Gece hayâsız ve bu gece çok duldasız kiralık yârim. Kendimi saklayacağım, iniltisiz bir köşe, sorgusuz bir sokak yok.
    Caddeleri köpekler basmış, uğultular ruhumu kemiriyor. Susmayan havlamalar esintisinde, karanlık içimi yakıyor ve ben kaçacak bir yol bulamıyorum…
    Bağırmak istiyorum, bütün şehri uyandırmak. Çılgınlar gibi koşmak, bütün yolları bitirmek ve sana, yalnız sana bir kez daha bürünmek istiyorum.
    Sensiz olmayacak bunu iyice öğreniyorum ve senle de…
    Acılara alışmam gerekiyor.
    Tekliğe, susmaya, bilinip de bilinmezlikten gelinmeğe, dayanılmaz acılara ve sensiz yaşamaya katlamam sonrada hiçbir sual etmemem icap ediyor…
    Gel de eğil, bükül, gel de sen sus!
    Bu çaresiz halime kiralık yârim?
    Buz tutan yüreğimden son bir kez daha yalvarıyorum; ne olur yaslan yüreğime, ne olur son bir kez daha ısıt en güzel yerinden.

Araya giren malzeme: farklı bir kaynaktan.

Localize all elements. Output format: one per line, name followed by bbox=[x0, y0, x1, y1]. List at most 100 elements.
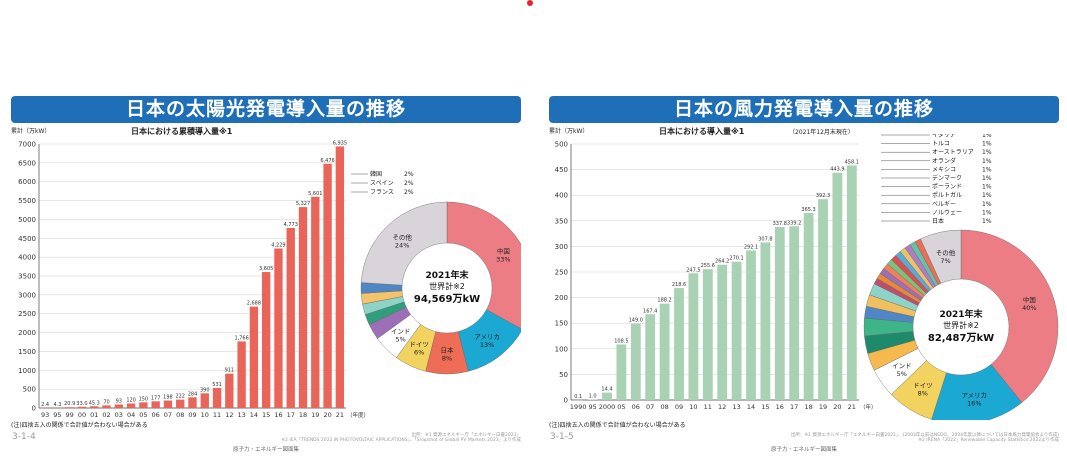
wind-value-label: 292.1 bbox=[744, 244, 758, 250]
solar-value-label: 4,773 bbox=[284, 222, 298, 228]
solar-pie-center-label: 世界計※2 bbox=[429, 281, 465, 291]
solar-y-tick-label: 500 bbox=[23, 386, 36, 394]
solar-value-label: 5,327 bbox=[296, 201, 310, 207]
wind-x-tick-label: 18 bbox=[804, 403, 812, 411]
wind-value-label: 339.2 bbox=[787, 220, 801, 226]
solar-callout-pct: 2% bbox=[404, 189, 414, 196]
solar-value-label: 2.4 bbox=[41, 402, 49, 408]
solar-pie-pct: 5% bbox=[396, 335, 406, 343]
wind-value-label: 188.2 bbox=[657, 298, 671, 304]
wind-y-tick-label: 450 bbox=[555, 166, 568, 174]
solar-x-tick-label: 06 bbox=[152, 411, 160, 419]
wind-y-tick-label: 500 bbox=[555, 141, 568, 149]
wind-x-tick-label: 19 bbox=[819, 403, 827, 411]
wind-banner-title: 日本の風力発電導入量の推移 bbox=[549, 96, 1059, 123]
solar-pie-label: 中国 bbox=[497, 247, 510, 256]
solar-pie-pct: 8% bbox=[442, 355, 452, 363]
wind-bar bbox=[616, 344, 627, 400]
solar-pie-label: ドイツ bbox=[409, 340, 429, 348]
solar-x-tick-label: 04 bbox=[127, 411, 135, 419]
wind-bar bbox=[702, 269, 713, 400]
wind-bar bbox=[731, 261, 742, 400]
solar-bar bbox=[151, 401, 160, 408]
solar-value-label: 6,476 bbox=[320, 158, 334, 164]
solar-bar bbox=[139, 402, 148, 408]
solar-value-label: 93 bbox=[116, 398, 122, 404]
solar-x-tick-label: 12 bbox=[225, 411, 233, 419]
wind-callout-pct: 1% bbox=[982, 175, 992, 182]
solar-y-tick-label: 3500 bbox=[18, 273, 36, 281]
solar-value-label: 45.3 bbox=[89, 400, 100, 406]
wind-value-label: 108.5 bbox=[614, 338, 628, 344]
wind-x-tick-label: 20 bbox=[833, 403, 841, 411]
solar-value-label: 5,601 bbox=[308, 191, 322, 197]
solar-callout-pct: 2% bbox=[404, 171, 414, 178]
wind-pie-pct: 8% bbox=[918, 390, 928, 398]
wind-publisher: 原子力・エネルギー図面集 bbox=[771, 447, 838, 453]
red-dot-marker bbox=[527, 0, 533, 6]
solar-panel: 日本の太陽光発電導入量の推移 累計（万kW） 日本における累積導入量※1 0 50… bbox=[11, 96, 521, 456]
wind-x-tick-label: 10 bbox=[689, 403, 697, 411]
solar-bar bbox=[298, 207, 308, 408]
wind-callout-pct: 1% bbox=[982, 158, 992, 165]
wind-callout-pct: 1% bbox=[982, 149, 992, 156]
wind-pie-label: アメリカ bbox=[961, 391, 987, 399]
solar-y-tick-label: 7000 bbox=[18, 141, 36, 149]
solar-publisher: 原子力・エネルギー図面集 bbox=[233, 447, 300, 453]
wind-pie-center-label: 世界計※2 bbox=[943, 320, 979, 330]
solar-pie-pct: 33% bbox=[496, 256, 510, 264]
wind-value-label: 264.2 bbox=[715, 259, 729, 265]
wind-x-tick-label: 17 bbox=[790, 403, 798, 411]
solar-bar bbox=[114, 404, 123, 408]
solar-value-label: 120 bbox=[126, 397, 136, 403]
wind-pie-pct: 5% bbox=[897, 370, 907, 378]
wind-source-2: ※2 IRENA「2022」Renewable Capacity Statist… bbox=[918, 438, 1059, 443]
solar-y-tick-label: 0 bbox=[32, 405, 36, 413]
wind-source-1: 出所：※1 資源エネルギー庁「エネルギー白書2021」、(2003年以前はNED… bbox=[790, 433, 1059, 438]
wind-value-label: 270.1 bbox=[729, 256, 743, 262]
wind-y-tick-label: 350 bbox=[555, 217, 568, 225]
wind-panel: 日本の風力発電導入量の推移 累計（万kW） 日本における導入量※1 （2021年… bbox=[549, 96, 1059, 456]
solar-value-label: 2,688 bbox=[247, 301, 261, 307]
wind-value-label: 0.1 bbox=[574, 394, 582, 400]
wind-bar bbox=[746, 250, 756, 400]
solar-bar bbox=[126, 403, 136, 408]
wind-y-tick-label: 0 bbox=[564, 397, 568, 405]
solar-value-label: 911 bbox=[225, 368, 235, 374]
wind-value-label: 443.9 bbox=[830, 167, 844, 173]
wind-value-label: 337.8 bbox=[773, 221, 787, 227]
wind-pie-slice bbox=[960, 229, 1059, 403]
solar-pie-slice bbox=[360, 201, 448, 286]
solar-note: (注)四捨五入の関係で合計値が合わない場合がある bbox=[11, 422, 148, 429]
wind-x-tick-label: 95 bbox=[588, 403, 596, 411]
wind-callout-pct: 1% bbox=[982, 166, 992, 173]
wind-callout-pct: 1% bbox=[982, 141, 992, 148]
solar-y-tick-label: 5000 bbox=[18, 216, 36, 224]
solar-x-tick-label: 93 bbox=[41, 411, 49, 419]
solar-pie-label: インド bbox=[391, 327, 411, 335]
solar-pie-center-total: 94,569万kW bbox=[414, 293, 480, 305]
wind-x-tick-label: 05 bbox=[617, 403, 625, 411]
solar-bar bbox=[200, 393, 209, 408]
solar-source-1: 出所：※1 資源エネルギー庁「エネルギー白書2023」 bbox=[411, 433, 521, 438]
solar-source-2: ※2 IEA「TRENDS 2022 IN PHOTOVOLTAIC APPLI… bbox=[281, 438, 521, 443]
solar-value-label: 198 bbox=[163, 395, 173, 401]
wind-y-unit: 累計（万kW） bbox=[549, 128, 589, 135]
wind-value-label: 218.6 bbox=[672, 282, 686, 288]
wind-value-label: 1.0 bbox=[589, 393, 597, 399]
solar-x-tick-label: 13 bbox=[237, 411, 245, 419]
wind-value-label: 458.1 bbox=[845, 159, 859, 165]
wind-y-tick-label: 150 bbox=[555, 320, 568, 328]
solar-y-tick-label: 3000 bbox=[18, 291, 36, 299]
wind-x-tick-label: 12 bbox=[718, 403, 726, 411]
solar-value-label: 390 bbox=[200, 387, 210, 393]
solar-y-tick-label: 5500 bbox=[18, 197, 36, 205]
solar-bar bbox=[249, 306, 259, 408]
solar-y-tick-label: 4500 bbox=[18, 235, 36, 243]
solar-x-tick-label: 18 bbox=[299, 411, 307, 419]
solar-x-tick-label: 17 bbox=[287, 411, 295, 419]
solar-pie-pct: 13% bbox=[480, 341, 494, 349]
solar-value-label: 3,605 bbox=[259, 266, 273, 272]
solar-bar bbox=[262, 272, 271, 408]
wind-bar bbox=[832, 172, 843, 400]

Bas bağrına eriyip akayım gözlerimden ve sonra sonsuza kadar ağlayayım bu aşkın sensiz yerinden…
    Kira zamanı geldi, yüreğini, bütün bedenini haczetmeye utanıyorum.
    Sen gel ve bu hesabı kapat kiralık yârim. Bekleyecek, tahammül edecek gücüm kalmadı…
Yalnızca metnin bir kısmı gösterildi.